Era un tiempo en el que la luna era inmensa y las noches blancas, glaciales, con cielos brumosos, de plata. En el aire se condensaban las nubes del aliento de los titanes. Un espeso manto de niebla cubría el paisaje. Bajo la oscura sombra de las montañas, la nieve se helaba en circos y lenguas de glaciares. Solo la voz de los colosos rompía el silencio de aquel mundo adormecido por el frío. Era un rugido ronco, resonante como el estruendo de los truenos de una terrible tormenta, era un sonido que despertaba los vientos, levantaba los océanos y desencadenaba huracanes y tifones.

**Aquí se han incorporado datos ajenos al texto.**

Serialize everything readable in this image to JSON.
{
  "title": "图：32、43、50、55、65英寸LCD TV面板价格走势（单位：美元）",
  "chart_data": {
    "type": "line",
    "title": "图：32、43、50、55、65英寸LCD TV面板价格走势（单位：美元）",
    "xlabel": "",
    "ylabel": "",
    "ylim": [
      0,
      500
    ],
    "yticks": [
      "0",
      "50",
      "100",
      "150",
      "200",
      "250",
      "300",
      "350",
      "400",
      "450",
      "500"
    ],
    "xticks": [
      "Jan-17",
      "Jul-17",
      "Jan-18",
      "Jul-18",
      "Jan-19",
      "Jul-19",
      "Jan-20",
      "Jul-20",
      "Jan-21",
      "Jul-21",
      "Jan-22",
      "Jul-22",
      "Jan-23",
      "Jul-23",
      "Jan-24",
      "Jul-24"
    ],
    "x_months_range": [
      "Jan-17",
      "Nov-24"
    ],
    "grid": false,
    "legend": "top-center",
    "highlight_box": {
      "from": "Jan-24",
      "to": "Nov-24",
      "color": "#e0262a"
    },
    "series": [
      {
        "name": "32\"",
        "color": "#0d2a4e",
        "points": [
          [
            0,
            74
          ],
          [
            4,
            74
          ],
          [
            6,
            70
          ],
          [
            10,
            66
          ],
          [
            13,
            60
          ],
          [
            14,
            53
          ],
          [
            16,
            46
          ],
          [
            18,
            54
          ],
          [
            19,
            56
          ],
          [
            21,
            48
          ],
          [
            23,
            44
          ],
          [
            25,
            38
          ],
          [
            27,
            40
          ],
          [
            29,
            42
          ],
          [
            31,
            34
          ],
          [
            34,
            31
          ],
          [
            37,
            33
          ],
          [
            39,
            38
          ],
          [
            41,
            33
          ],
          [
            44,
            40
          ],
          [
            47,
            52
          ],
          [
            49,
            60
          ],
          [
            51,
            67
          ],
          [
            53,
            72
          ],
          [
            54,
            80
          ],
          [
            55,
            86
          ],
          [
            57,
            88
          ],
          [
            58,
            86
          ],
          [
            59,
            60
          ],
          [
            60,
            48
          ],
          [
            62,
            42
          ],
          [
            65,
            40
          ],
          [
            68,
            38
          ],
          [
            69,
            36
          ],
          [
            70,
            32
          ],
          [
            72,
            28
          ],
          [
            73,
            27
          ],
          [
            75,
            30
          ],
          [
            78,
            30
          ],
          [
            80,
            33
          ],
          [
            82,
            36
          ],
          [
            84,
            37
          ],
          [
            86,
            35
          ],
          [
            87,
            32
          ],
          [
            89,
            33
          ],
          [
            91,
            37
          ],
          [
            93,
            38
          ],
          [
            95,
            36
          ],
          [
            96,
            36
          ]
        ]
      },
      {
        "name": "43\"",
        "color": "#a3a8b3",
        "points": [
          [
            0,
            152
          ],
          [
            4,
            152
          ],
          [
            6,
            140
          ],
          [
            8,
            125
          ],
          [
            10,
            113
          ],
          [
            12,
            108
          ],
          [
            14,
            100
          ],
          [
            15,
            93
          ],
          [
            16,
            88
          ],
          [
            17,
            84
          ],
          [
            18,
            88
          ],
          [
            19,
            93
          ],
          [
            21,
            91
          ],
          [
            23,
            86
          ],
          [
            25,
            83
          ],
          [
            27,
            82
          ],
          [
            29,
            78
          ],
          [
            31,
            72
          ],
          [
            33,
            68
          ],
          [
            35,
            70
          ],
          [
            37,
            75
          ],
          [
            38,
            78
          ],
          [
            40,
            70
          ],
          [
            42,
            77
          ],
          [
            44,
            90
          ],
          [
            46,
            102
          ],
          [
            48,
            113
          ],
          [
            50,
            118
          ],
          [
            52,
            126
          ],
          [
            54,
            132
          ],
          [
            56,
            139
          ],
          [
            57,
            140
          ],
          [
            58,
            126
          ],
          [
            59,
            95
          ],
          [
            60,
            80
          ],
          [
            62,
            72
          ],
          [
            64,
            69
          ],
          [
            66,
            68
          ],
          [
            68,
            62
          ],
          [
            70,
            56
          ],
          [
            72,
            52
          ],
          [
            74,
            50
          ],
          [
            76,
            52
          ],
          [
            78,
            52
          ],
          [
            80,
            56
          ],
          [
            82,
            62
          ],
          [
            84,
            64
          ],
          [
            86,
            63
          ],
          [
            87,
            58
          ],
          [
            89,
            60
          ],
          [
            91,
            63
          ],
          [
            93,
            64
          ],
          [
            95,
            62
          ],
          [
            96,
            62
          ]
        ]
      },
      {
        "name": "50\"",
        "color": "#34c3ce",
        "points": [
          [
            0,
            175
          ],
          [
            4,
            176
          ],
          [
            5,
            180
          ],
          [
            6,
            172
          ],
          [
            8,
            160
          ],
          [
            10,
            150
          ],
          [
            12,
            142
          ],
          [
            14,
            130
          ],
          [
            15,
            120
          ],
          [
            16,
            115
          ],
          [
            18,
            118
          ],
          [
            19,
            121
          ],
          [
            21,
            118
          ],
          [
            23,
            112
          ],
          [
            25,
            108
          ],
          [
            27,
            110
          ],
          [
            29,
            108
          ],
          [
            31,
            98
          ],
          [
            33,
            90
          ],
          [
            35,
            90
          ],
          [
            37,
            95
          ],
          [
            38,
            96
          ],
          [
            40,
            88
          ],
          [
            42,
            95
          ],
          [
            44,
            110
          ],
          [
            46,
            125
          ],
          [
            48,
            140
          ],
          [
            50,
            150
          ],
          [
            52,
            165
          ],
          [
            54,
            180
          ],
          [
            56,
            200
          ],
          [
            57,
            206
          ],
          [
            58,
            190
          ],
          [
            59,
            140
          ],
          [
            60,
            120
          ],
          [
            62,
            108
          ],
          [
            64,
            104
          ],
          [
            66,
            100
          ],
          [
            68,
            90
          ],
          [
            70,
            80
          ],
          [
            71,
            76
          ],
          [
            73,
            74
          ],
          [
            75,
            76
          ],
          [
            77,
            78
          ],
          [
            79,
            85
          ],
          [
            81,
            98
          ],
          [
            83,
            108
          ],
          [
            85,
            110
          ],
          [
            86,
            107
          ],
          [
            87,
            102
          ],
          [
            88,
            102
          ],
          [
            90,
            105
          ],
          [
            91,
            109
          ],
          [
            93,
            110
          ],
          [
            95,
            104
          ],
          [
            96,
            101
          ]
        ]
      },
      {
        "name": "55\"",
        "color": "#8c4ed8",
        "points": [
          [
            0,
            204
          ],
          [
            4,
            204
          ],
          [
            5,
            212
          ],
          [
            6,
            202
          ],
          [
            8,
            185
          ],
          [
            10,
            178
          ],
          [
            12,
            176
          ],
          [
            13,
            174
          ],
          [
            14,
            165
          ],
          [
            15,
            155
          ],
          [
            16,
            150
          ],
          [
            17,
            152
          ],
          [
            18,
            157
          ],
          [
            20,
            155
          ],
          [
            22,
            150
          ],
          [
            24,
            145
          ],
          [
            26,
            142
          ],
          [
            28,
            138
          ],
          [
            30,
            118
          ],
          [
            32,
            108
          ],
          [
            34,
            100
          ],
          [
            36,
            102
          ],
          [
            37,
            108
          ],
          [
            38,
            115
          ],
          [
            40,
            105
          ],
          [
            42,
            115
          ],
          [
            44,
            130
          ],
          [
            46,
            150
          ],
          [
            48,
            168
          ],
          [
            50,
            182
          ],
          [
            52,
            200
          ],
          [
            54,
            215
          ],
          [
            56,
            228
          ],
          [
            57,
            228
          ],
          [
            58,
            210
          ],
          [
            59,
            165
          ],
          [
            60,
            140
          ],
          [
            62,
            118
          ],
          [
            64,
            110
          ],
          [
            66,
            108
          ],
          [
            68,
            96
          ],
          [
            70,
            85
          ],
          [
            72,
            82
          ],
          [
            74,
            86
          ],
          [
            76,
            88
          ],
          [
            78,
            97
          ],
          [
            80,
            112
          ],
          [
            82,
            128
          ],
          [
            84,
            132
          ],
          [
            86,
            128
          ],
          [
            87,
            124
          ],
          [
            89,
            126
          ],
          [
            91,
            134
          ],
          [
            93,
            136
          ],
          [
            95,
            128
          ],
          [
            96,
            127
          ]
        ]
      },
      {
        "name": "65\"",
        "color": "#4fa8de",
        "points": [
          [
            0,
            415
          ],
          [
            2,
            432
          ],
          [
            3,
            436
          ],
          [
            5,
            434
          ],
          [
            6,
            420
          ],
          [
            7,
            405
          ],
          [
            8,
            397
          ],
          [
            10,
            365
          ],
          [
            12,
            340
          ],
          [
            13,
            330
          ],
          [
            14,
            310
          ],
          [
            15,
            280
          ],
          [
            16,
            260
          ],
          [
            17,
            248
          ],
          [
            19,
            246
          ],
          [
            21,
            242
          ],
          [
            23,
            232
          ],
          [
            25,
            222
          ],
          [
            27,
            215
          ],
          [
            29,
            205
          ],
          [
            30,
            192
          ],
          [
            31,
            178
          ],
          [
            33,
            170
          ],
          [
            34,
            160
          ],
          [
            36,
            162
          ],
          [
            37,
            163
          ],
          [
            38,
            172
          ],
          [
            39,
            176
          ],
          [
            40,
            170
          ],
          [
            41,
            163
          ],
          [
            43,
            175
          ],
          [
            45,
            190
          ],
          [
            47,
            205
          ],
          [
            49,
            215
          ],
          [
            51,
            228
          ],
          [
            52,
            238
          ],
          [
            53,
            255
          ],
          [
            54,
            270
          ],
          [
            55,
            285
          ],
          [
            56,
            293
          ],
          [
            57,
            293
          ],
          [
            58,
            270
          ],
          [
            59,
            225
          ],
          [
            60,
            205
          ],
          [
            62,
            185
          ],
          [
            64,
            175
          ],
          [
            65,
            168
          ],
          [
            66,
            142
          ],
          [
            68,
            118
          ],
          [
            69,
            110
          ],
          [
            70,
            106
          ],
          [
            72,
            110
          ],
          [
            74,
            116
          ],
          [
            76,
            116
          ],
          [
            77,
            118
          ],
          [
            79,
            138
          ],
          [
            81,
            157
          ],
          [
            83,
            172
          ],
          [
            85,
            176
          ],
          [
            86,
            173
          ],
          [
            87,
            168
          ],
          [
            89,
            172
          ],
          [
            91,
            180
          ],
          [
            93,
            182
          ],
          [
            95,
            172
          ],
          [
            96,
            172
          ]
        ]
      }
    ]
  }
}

El avance de los gigantes era lento, cortante como un cuchillo, con sus manos desgarraban la cortina de aire compactado y rompían la gélida niebla en jirones para que, a través de las rendijas, se filtraran los rayos de sol. La luz dorada se abría paso hasta rozar la tierra, convertía la escarcha en rocío, el hielo en agua que se despeñaba en cascadas, arroyos y ríos.
Hubo un tiempo en que los gigantes se detuvieron. Sus troncos se clavaron en el suelo, sus brazos se extendieron al cielo. Aún rompen la niebla que pretende quedarse en la tierra; aún susurran en el silencio de la noche con un eco constante de hojas sacudidas por el viento... y aún abrazan el sol entre sus ramas.